# Create toy text file("CR")
write.table(mtcars, file = "toy_text.TXT",
col.names = FALSE,row.names = FALSE,
quote=FALSE, eol = "\r")
When I execute the above code, it generates a text file with "CR" because of the eol = "\r".
I am trying to convert CR to LF on a windows machine. Tweaking the solution given on StackOverflow How to convert CRLF to LF on a Windows machine in Python - Stack Overflow, the Python code shown below works for me. If I understand correctly, the code simply replaces \r with \n in binary mode.
How do I achieve the same result using R?
# replacement strings
WINDOWS_LINE_ENDING = b'\r' # CR
UNIX_LINE_ENDING = b'\n' # LF
# relative or absolute file path, e.g.:
file_path = "toy_text.txt"
with open(file_path, 'rb') as open_file:
content = open_file.read()
# Windows ➡ Unix
content = content.replace(WINDOWS_LINE_ENDING, UNIX_LINE_ENDING)
with open(file_path, 'wb') as open_file:
open_file.write(content)
@AlexisW Thanks a lot! Your code works perfectly for mini datasets. But, when I apply it to a larger dataset, e.g., ggplot2::diamonds, it produces a file size of 4KB.
xx <- readBin("toy_text.TXT", what = "raw",
n = 32*11*10)
The way I understand it, when you call readBin(), R will first ask the OS for memory of size n. Then it will start reading the content of the file and storing it in memory. If it finds an EOF (End of File signal) within the file, it stops reading; if it runs out of memory it stops reading.
So you need to guesstimate the size of the file before you start reading, overestimating the real size. That's what I did with n=32*11*10, because I knew the file should contain a 32 x 11 data frame, with typically less than 10 bytes per field.
Now if you really don't know anything about the file beforehand, you could try using file.size().
Recommended
Anyway, working with binary being a bit of a pain, I strongly recommend you stick with string functions. I still don't know why my previous writeLines() didn't work, but you can get it with:
xx <- readr::read_lines("toy_text.TXT",)
xx2 <- stringr::str_replace_all(xx, "\r", "\n")

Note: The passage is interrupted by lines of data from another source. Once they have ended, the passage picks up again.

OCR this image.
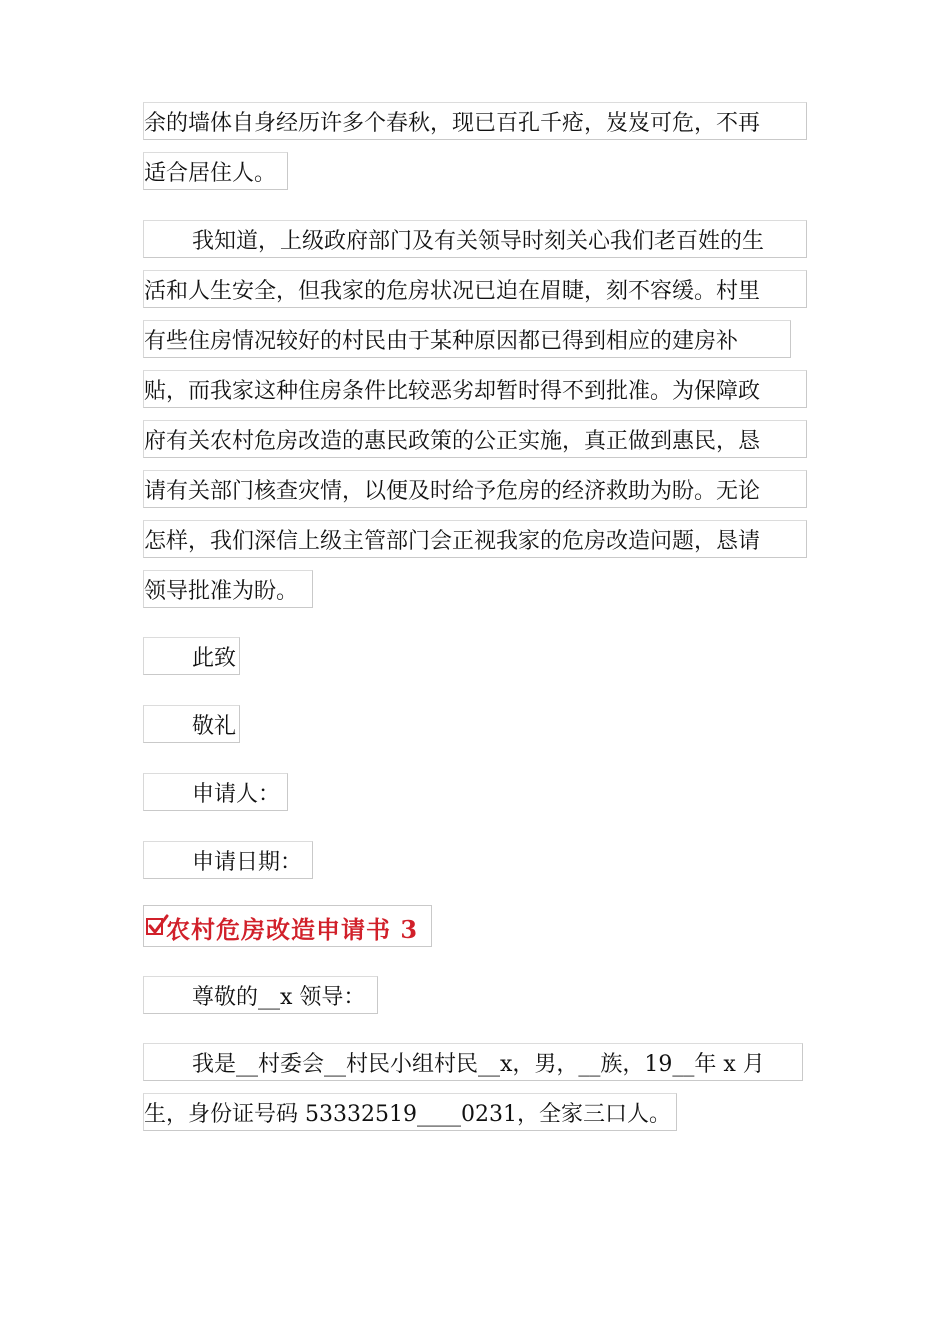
余的墙体自身经历许多个春秋，现已百孔千疮，岌岌可危，不再
适合居住人。
我知道，上级政府部门及有关领导时刻关心我们老百姓的生
活和人生安全，但我家的危房状况已迫在眉睫，刻不容缓。村里
有些住房情况较好的村民由于某种原因都已得到相应的建房补
贴，而我家这种住房条件比较恶劣却暂时得不到批准。为保障政
府有关农村危房改造的惠民政策的公正实施，真正做到惠民，恳
请有关部门核查灾情，以便及时给予危房的经济救助为盼。无论
怎样，我们深信上级主管部门会正视我家的危房改造问题，恳请
领导批准为盼。
此致
敬礼
申请人：
申请日期：
农村危房改造申请书 3
尊敬的__x 领导：
我是__村委会__村民小组村民__x，男，__族，19__年 x 月
生，身份证号码 53332519____0231，全家三口人。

readr::write_lines(xx2, "toy_text2.TXT")
The size of the file on the disk should correspond to the number of bytes in that file (thus the number of files that need to be read). See examples at the end.
But I would still add:
it might be a good idea to overestimate a bit more in case something weird happens, e.g. n = 10*file.size("myfile.TXT")
In any case, working directly with binary is more dangerous, the solution above with read_lines() and write_lines() is probably always preferable.
write.table(ggplot2::diamonds, file = "toy_text_long.TXT",
col.names = FALSE,row.names = FALSE,
quote=FALSE, eol = "\r")
write.table(mtcars, file = "toy_text_short.TXT",
col.names = FALSE,row.names = FALSE,
quote=FALSE, eol = "\r")
# read correctly short one
read_as_bin_to_text <- readBin("toy_text_short.TXT",
what = "raw",
n = file.size("toy_text_short.TXT")) |>
rawToChar() |>
strsplit("\r") |>
(\(.x) .x[[1]])()
read_as_text <- readLines("toy_text_short.TXT")
all.equal(read_as_bin_to_text, read_as_text)
#> [1] TRUE
# read long one, but with length of short (wrong)
read_as_bin_to_text <- readBin("toy_text_long.TXT",
what = "raw",
n = file.size("toy_text_short.TXT")) |>
rawToChar() |>
strsplit("\r") |>
(\(.x) .x[[1]])()
read_as_text <- readLines("toy_text_long.TXT")
all.equal(read_as_bin_to_text, read_as_text)
#> [1] "Lengths (28, 53940) differ (string compare on first 28)"
#> [2] "1 string mismatch"
#read correctly long one
read_as_bin_to_text <- readBin("toy_text_long.TXT",
what = "raw",
n = file.size("toy_text_long.TXT")) |>
rawToChar() |>
strsplit("\r") |>
(\(.x) .x[[1]])()
read_as_text <- readLines("toy_text_long.TXT")
all.equal(read_as_bin_to_text, read_as_text)
#> [1] TRUE